Case: 09-41135 Document: 00511112935 Page: 1 Date Filed: 05/17/2010
IN THE UNITED STATES COURT OF APPEALS
FOR THE FIFTH CIRCUIT United States Court of Appeals
Fifth Circuit
FILED
May 17, 2010
No. 09-41135
Summary Calendar Lyle W. Cayce
Clerk
UNITED STATES OF AMERICA,
Plaintiff-Appellee
v.
RUTILIO ACOSTA-MENDOZA,
Defendant-Appellant
Appeal from the United States District Court
for the Southern District of Texas
USDC No. 1:09-CR-698-1
Before JOLLY, BARKSDALE, and CLEMENT, Circuit Judges.
PER CURIAM:*
Rutilio Acosta-Mendoza appeals the 52-month term of imprisonment
imposed following his guilty-plea conviction for being illegally present in the
United States following deportation. 8 U.S.C. § 1326. He asserts the district
court erred in applying Sentencing Guideline § 2L1.2 (unlawfully entering or
remaining in the United States) because it was not empirically based.

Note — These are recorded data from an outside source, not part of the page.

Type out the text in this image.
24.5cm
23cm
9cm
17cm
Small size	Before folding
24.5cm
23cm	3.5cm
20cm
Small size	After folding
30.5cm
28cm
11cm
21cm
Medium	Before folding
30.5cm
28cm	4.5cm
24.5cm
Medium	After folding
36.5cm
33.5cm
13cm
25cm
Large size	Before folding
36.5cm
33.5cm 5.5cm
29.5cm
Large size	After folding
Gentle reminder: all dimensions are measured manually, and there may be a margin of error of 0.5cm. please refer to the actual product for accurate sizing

Further,
he contends that his sentence, despite being within the applicable guideline-
sentencing range, was both procedurally and substantively unreasonable.
*
Pursuant to 5TH CIR . R. 47.5, the court has determined that this opinion should not
be published and is not precedent except under the limited circumstances set forth in 5TH CIR .
R. 47.5.4.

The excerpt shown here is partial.